Le président du TOCSIN a d’entrée de jeu, fait observer une minute de silence à la mémoire de toutes les victimes de la crise ivoirienne. Selon ses dires, l’ONUCI a recensé à la date du 24 mars 2011, 462 morts (Ivoiriens et non Ivoiriens depuis le début du 2e tour de l’élection présidentielle. Avec le slogan funeste "à chaque Ivoirien son Burkinabè", le régime de Gbagbo veut, a-t-il soutenu, faire de la ville d’Abidjan le nouveau Dachau de l’Afrique de l’Ouest pour les Burkinabè. Pour le professeur Albert Ouédraogo, le Burkina au nom du droit d’ingérence humanitaire et de son devoir d’apporter un soutien aux Burkinabè en danger, devrait se préparer éventuellement à intervenir en Côte d’Ivoire, si toutefois la vie de ses ressortissants était menacée.

La réactivation de l’opération Bayiri

L’opération Bayiri devrait être réactivée avec l’implication des organisations de la société civile afin de mobiliser la solidarité nationale, a-t-il souhaité. La question de la protection des Burkinabè, de l’avis du président du TOCSIN, par le passé, a souvent été confiée aux bons soins de la communauté internationale qui, a-t-il estimé, se soucie en réalité, très peu des victimes nationales ou africaines.

Un acte d’abandon et une démission coupable

La preuve en est faite avec la présence de l’ONUCI qui se révèle incapable d’assurer la protection des civils. Confier dans ces conditions, la protection des Burkinabè à l’ONUCI serait, a-t-il relevé, un acte d’abandon et une démission coupable de la part de l’Etat burkinabè à qui incombe la responsabilité de protection de tous ses citoyens (qu’ils vivent au Burkina ou non). Le professeur Albert Ouédraogo a traduit la disponibilité du TOCSIN à se joindre à toute action allant dans le sens de la protection de la vie humaine et à la défense des droits des Burkinabè vivant en Côte d’Ivoire. Il a rappelé que près de 350 000 Burkinabè sont arrivés au pays par le biais de l’opération Bayiri suite à la crise ivoirienne de 2000 dans le dénuement, la tristesse et l’humiliation mais les autorités burkinabè n’ont jamais porté plainte devant les instances internationales contre le régime de Gbagbo qui en est responsable.

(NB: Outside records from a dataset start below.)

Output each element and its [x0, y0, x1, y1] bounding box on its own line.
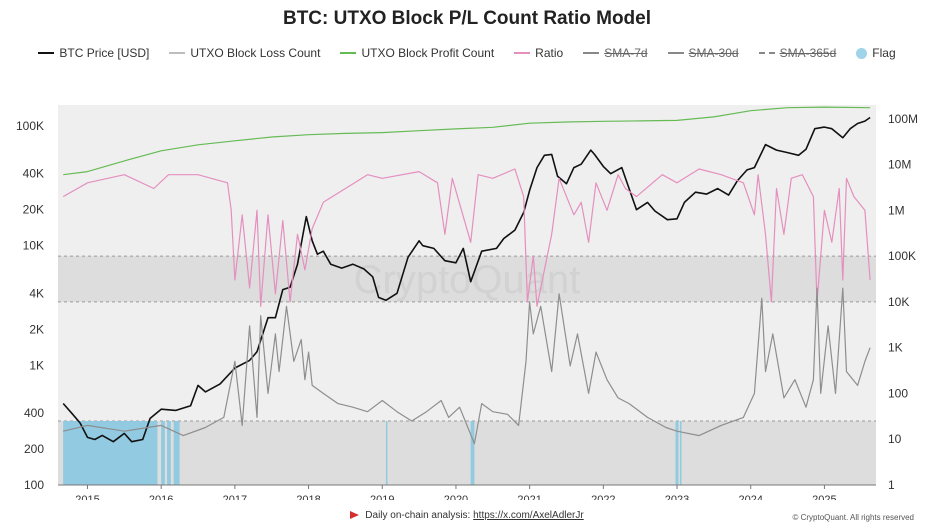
legend-item-loss-count[interactable]: UTXO Block Loss Count — [169, 46, 320, 60]
legend-label: SMA-365d — [779, 46, 837, 60]
x-axis-tick-label: 2021 — [517, 494, 541, 500]
legend-swatch — [38, 52, 55, 54]
series-line-ratio — [62, 168, 871, 307]
play-icon — [350, 511, 360, 520]
legend-swatch — [169, 52, 186, 54]
right-axis-tick-label: 100 — [888, 386, 908, 400]
right-axis-tick-label: 100K — [888, 249, 916, 263]
flag-bar — [675, 421, 679, 485]
legend-label: Flag — [872, 46, 896, 60]
right-axis-tick-label: 100M — [888, 112, 918, 126]
shaded-band — [58, 421, 876, 485]
left-axis-tick-label: 400 — [24, 406, 44, 420]
flag-bar — [173, 421, 180, 485]
x-axis-tick-label: 2018 — [296, 494, 320, 500]
legend-label: UTXO Block Profit Count — [361, 46, 495, 60]
legend-swatch — [583, 52, 600, 54]
flag-bar — [385, 421, 388, 485]
flag-bar — [470, 421, 475, 485]
left-axis-tick-label: 100 — [24, 478, 44, 492]
right-axis-tick-label: 10 — [888, 432, 902, 446]
left-axis-tick-label: 40K — [23, 167, 44, 181]
legend-swatch — [758, 52, 775, 54]
x-axis-tick-label: 2022 — [591, 494, 615, 500]
legend-label: BTC Price [USD] — [59, 46, 150, 60]
footer-link[interactable]: https://x.com/AxelAdlerJr — [473, 510, 584, 521]
legend-item-sma-365d[interactable]: SMA-365d — [758, 46, 837, 60]
left-axis-tick-label: 10K — [23, 239, 44, 253]
left-axis-tick-label: 1K — [29, 358, 44, 372]
flag-bar — [161, 421, 165, 485]
right-axis-tick-label: 10M — [888, 158, 911, 172]
x-axis-tick-label: 2023 — [665, 494, 689, 500]
legend-item-btc-price[interactable]: BTC Price [USD] — [38, 46, 149, 60]
x-axis-tick-label: 2017 — [223, 494, 247, 500]
legend-swatch — [667, 52, 684, 54]
legend-item-flag[interactable]: Flag — [856, 46, 896, 60]
right-axis-tick-label: 1M — [888, 203, 905, 217]
legend-item-profit-count[interactable]: UTXO Block Profit Count — [340, 46, 494, 60]
x-axis-tick-label: 2019 — [370, 494, 394, 500]
footer-note: Daily on-chain analysis: https://x.com/A… — [0, 510, 934, 521]
right-axis-tick-label: 1 — [888, 478, 895, 492]
series-line-utxo-block-loss-count — [63, 287, 871, 445]
flag-bar — [167, 421, 171, 485]
left-axis-tick-label: 20K — [23, 203, 44, 217]
legend-label: UTXO Block Loss Count — [190, 46, 321, 60]
left-axis-tick-label: 100K — [16, 119, 44, 133]
legend-swatch — [856, 47, 868, 59]
copyright: © CryptoQuant. All rights reserved — [792, 513, 915, 522]
flag-bar — [679, 421, 682, 485]
legend-swatch — [514, 52, 531, 54]
flag-bar — [63, 421, 158, 485]
legend-label: SMA-7d — [604, 46, 648, 60]
right-axis-tick-label: 1K — [888, 341, 903, 355]
legend-item-ratio[interactable]: Ratio — [514, 46, 563, 60]
legend-item-sma-30d[interactable]: SMA-30d — [667, 46, 739, 60]
right-axis-tick-label: 10K — [888, 295, 909, 309]
x-axis-tick-label: 2024 — [738, 494, 762, 500]
x-axis-tick-label: 2016 — [149, 494, 173, 500]
x-axis-tick-label: 2020 — [444, 494, 468, 500]
x-axis-tick-label: 2015 — [75, 494, 99, 500]
legend-item-sma-7d[interactable]: SMA-7d — [583, 46, 648, 60]
chart-title: BTC: UTXO Block P/L Count Ratio Model — [282, 8, 652, 29]
left-axis-tick-label: 200 — [24, 442, 44, 456]
legend-swatch — [340, 52, 357, 54]
x-axis-tick-label: 2025 — [812, 494, 836, 500]
left-axis-tick-label: 4K — [29, 286, 44, 300]
left-axis-tick-label: 2K — [29, 322, 44, 336]
legend: BTC Price [USD] UTXO Block Loss Count UT… — [0, 46, 934, 60]
footer-text: Daily on-chain analysis: — [365, 510, 474, 521]
chart-area: CryptoQuant 1002004001K2K4K10K20K40K100K… — [16, 105, 918, 500]
series-line-utxo-block-profit-count — [63, 106, 871, 176]
legend-label: Ratio — [535, 46, 564, 60]
legend-label: SMA-30d — [688, 46, 739, 60]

De même, le droit des rapatriés et des victimes de la crise ivoirienne n’a jamais été évoqué, a-t-il déploré. Il a salué l’effort fourni par les autorités pour acheminer les Burkinabè de la Libye en affirmant que d’autres compatriotes attendent toujours d’être rapatriés. Il a dit déploré la rapidité avec laquelle les autorités s’empressent de se débarrasser des rapatriés qui n’ont même pas encore reçu leurs bagages. Il a aussi déploré le fait qu’il n’y a pas eu de communication pour mobiliser la solidarité nationale en faveur de ces rapatriés. "Le rapatriement est une catastrophe au même titre que les inondations. Veillons à ne pas discriminer la solidarité nationale, selon qu’on est Burkinabè de l’intérieur ou Burkinabè en provenance de la diaspora, a-t-il conclu.

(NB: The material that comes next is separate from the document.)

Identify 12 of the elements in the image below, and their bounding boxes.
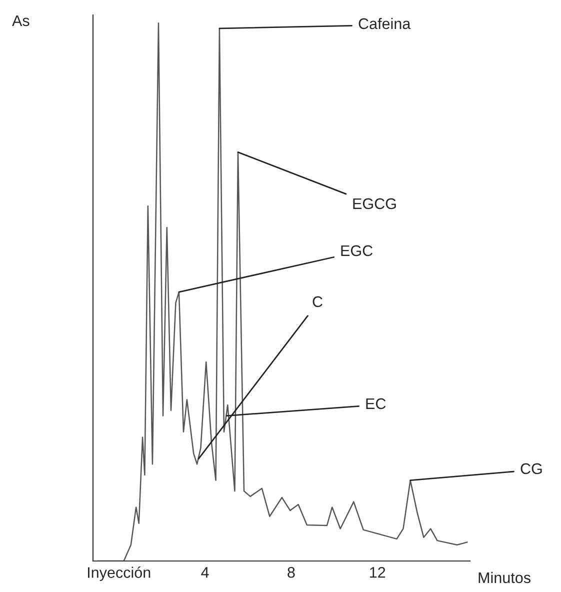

Répondant aux questions des journalistes, le président du TOCSIN a laissé entendre que le besoin de rapatriement ne se fait pas sentir au Nord comme à Abidjan où beaucoup de Burkinabè n’osent pas mettre le nez dehors de peur d’être tués. Du reste, le TOCSIN ne demande pas un rapatriement immédiat des Burkinabè mais l’activation du dispositif de l’opération Bayiri afin de parer à toute éventualité. Le TOCSIN veut-il que le Burkina intervient militairement en Côte d’Ivoire ? La réponse est non. Le TOCSIN souhaite que le Burkina tienne pour responsable Laurent Gbagbo de toutes les exactions qui sont commises à l’encontre des Burkinabè, a soutenu son président.

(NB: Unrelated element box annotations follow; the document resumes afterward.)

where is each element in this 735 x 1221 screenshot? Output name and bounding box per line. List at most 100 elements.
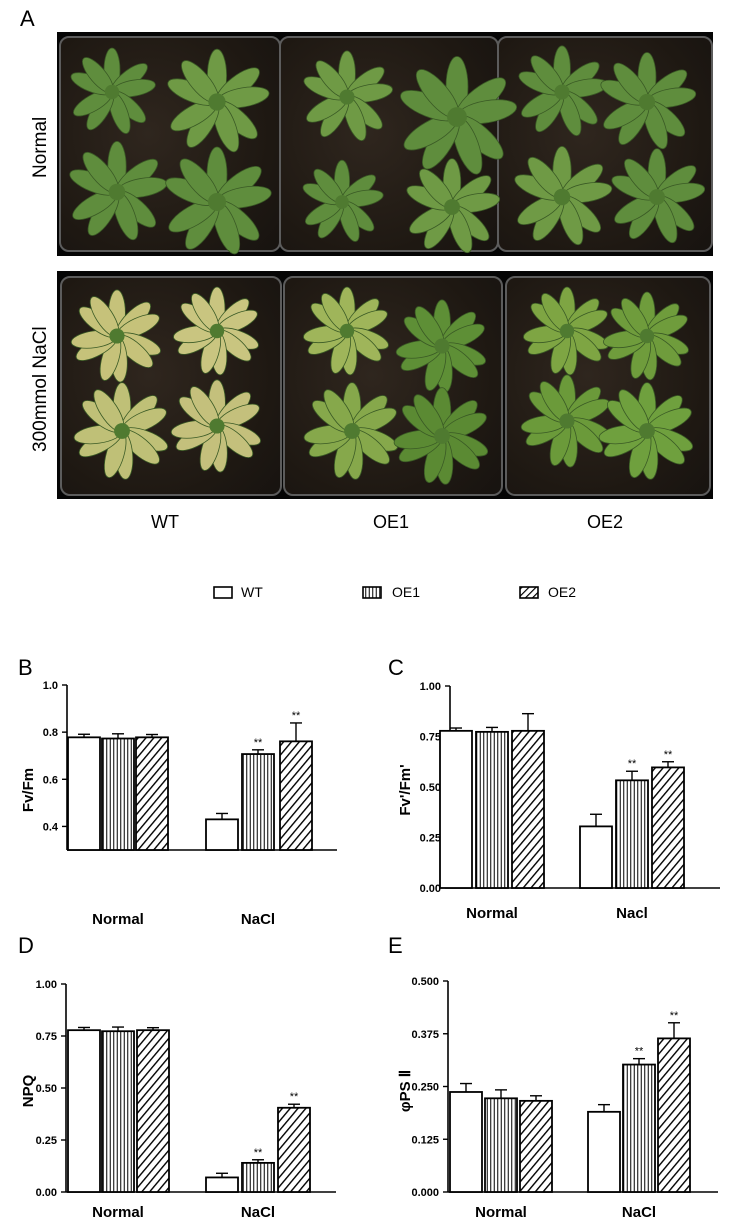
category-label: NaCl (241, 1204, 275, 1221)
genotype-label-wt: WT (151, 512, 179, 532)
bar-oe2-normal (511, 729, 545, 889)
significance-marker: ** (635, 1046, 644, 1058)
panel-letter: C (388, 655, 404, 680)
y-tick-label: 0.375 (411, 1029, 439, 1041)
category-label: NaCl (241, 911, 275, 928)
chart-npq: D 0.00 0.25 0.50 0.75 1.00 NPQ ** ** Normal NaCl (18, 933, 336, 1221)
bar-oe1-normal (475, 730, 509, 889)
nacl-photo (57, 271, 713, 499)
significance-marker: ** (670, 1010, 679, 1022)
bar-oe1-normal (101, 1030, 135, 1193)
rosette-normal (70, 47, 156, 134)
category-label: NaCl (622, 1204, 656, 1221)
y-tick-label: 1.00 (36, 979, 57, 991)
rosette-nacl (73, 382, 169, 480)
bar-oe1-nacl (241, 753, 275, 851)
category-label: Normal (92, 911, 144, 928)
legend-swatch-wt (213, 586, 233, 599)
bar-oe1-nacl (622, 1063, 656, 1193)
y-axis-label: Fv'/Fm' (397, 764, 414, 815)
legend: WT OE1 OE2 (213, 584, 576, 600)
rosette-nacl (520, 374, 611, 468)
y-tick-label: 0.125 (411, 1134, 439, 1146)
bar-oe2-nacl (279, 740, 313, 851)
rosette-nacl (170, 379, 261, 473)
y-axis-label: φPS Ⅱ (397, 1070, 414, 1112)
significance-marker: ** (254, 1147, 263, 1159)
bar-oe2-normal (135, 736, 169, 851)
rosette-normal (600, 52, 697, 150)
rosette-normal (303, 50, 393, 142)
y-axis-label: NPQ (20, 1074, 37, 1107)
category-label: Normal (466, 905, 518, 922)
y-tick-label: 0.25 (36, 1135, 57, 1147)
genotype-label-oe1: OE1 (372, 512, 410, 532)
significance-marker: ** (254, 737, 263, 749)
rosette-normal (611, 148, 706, 244)
bar-oe1-normal (484, 1097, 518, 1193)
category-label: Nacl (616, 905, 648, 922)
rosette-normal (302, 159, 384, 242)
category-label: Normal (92, 1204, 144, 1221)
legend-swatch-oe2 (519, 586, 539, 599)
category-label: Normal (475, 1204, 527, 1221)
row-label-normal: Normal (30, 116, 51, 178)
rosette-normal (167, 48, 270, 153)
bar-wt-nacl (587, 1110, 621, 1193)
rosette-nacl (598, 382, 694, 480)
significance-marker: ** (628, 758, 637, 770)
panel-letter: D (18, 933, 34, 958)
bar-oe2-nacl (657, 1037, 691, 1193)
y-tick-label: 0.50 (420, 782, 441, 794)
nacl-plants (70, 286, 694, 485)
panel-letter: B (18, 655, 33, 680)
rosette-normal (406, 158, 501, 254)
y-tick-label: 0.00 (36, 1187, 57, 1199)
panel-a-letter: A (20, 6, 35, 31)
normal-plants (69, 45, 706, 255)
y-tick-label: 1.00 (420, 681, 441, 693)
bar-wt-normal (439, 729, 473, 889)
rosette-nacl (70, 289, 161, 383)
significance-marker: ** (664, 749, 673, 761)
bar-oe2-nacl (277, 1106, 311, 1193)
significance-marker: ** (292, 710, 301, 722)
bar-oe1-nacl (241, 1161, 275, 1193)
y-tick-label: 0.4 (43, 821, 59, 833)
rosette-nacl (395, 299, 486, 393)
rosette-normal (518, 45, 608, 137)
normal-photo (57, 32, 713, 256)
bar-oe2-nacl (651, 766, 685, 889)
significance-marker: ** (290, 1091, 299, 1103)
legend-label-oe1: OE1 (392, 584, 420, 600)
bar-wt-nacl (579, 825, 613, 889)
panel-letter: E (388, 933, 403, 958)
rosette-nacl (603, 291, 689, 381)
y-tick-label: 0.00 (420, 883, 441, 895)
y-tick-label: 0.75 (36, 1031, 57, 1043)
rosette-normal (400, 56, 518, 175)
rosette-nacl (393, 387, 489, 485)
y-tick-label: 0.75 (420, 732, 441, 744)
bar-oe2-normal (519, 1099, 553, 1193)
bar-wt-normal (449, 1091, 483, 1193)
y-axis-label: Fv/Fm (20, 768, 37, 812)
bar-oe2-normal (136, 1029, 170, 1193)
bar-wt-nacl (205, 818, 239, 851)
bar-oe1-nacl (615, 779, 649, 889)
bar-wt-nacl (205, 1176, 239, 1193)
y-tick-label: 1.0 (43, 680, 58, 692)
rosette-nacl (523, 286, 609, 376)
rosette-nacl (173, 286, 259, 376)
genotype-label-oe2: OE2 (586, 512, 624, 532)
y-tick-label: 0.25 (420, 833, 441, 845)
y-tick-label: 0.8 (43, 727, 58, 739)
row-label-nacl: 300mmol NaCl (30, 326, 51, 452)
rosette-nacl (303, 286, 389, 376)
y-tick-label: 0.50 (36, 1083, 57, 1095)
legend-label-oe2: OE2 (548, 584, 576, 600)
chart-phi-psii: E 0.000 0.125 0.250 0.375 0.500 φPS Ⅱ ** ** Norma… (388, 933, 718, 1221)
chart-fv-fm: B 0.4 0.6 0.8 1.0 Fv/Fm ** ** Normal NaCl (18, 655, 337, 928)
y-tick-label: 0.250 (411, 1082, 439, 1094)
bar-wt-normal (67, 1029, 101, 1193)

Répondant à l’une des questions relatives à certains propos de Me Hermann Yaméogo, sur la crise ivoirienne, le président du TOCSIN a avoué que par moment, les postures du fils du père de la nation burkinabè, le surprennent. Le Consult honoraire de la Côte d’Ivoire à Bobo-Dioulasso, Jérémie Attoungbré et le président de l’Union des ressortissants de la Côte d’Ivoire au Burkina, François K. Touré, ont tous loué la tenue de cette conférence de presse. Ils ont félicité le TOCSIN qui, ont-ils soutenu, se préoccupe de la situation dramatique que vivent les Ivoiriens mais aussi les Burkinabè vivant en Côte d’Ivoire. Le consult a, par ailleurs, affirmé que certains Ivoiriens ont commencé à quitter la Côte d’Ivoire avec leurs familles en destination du Burkina.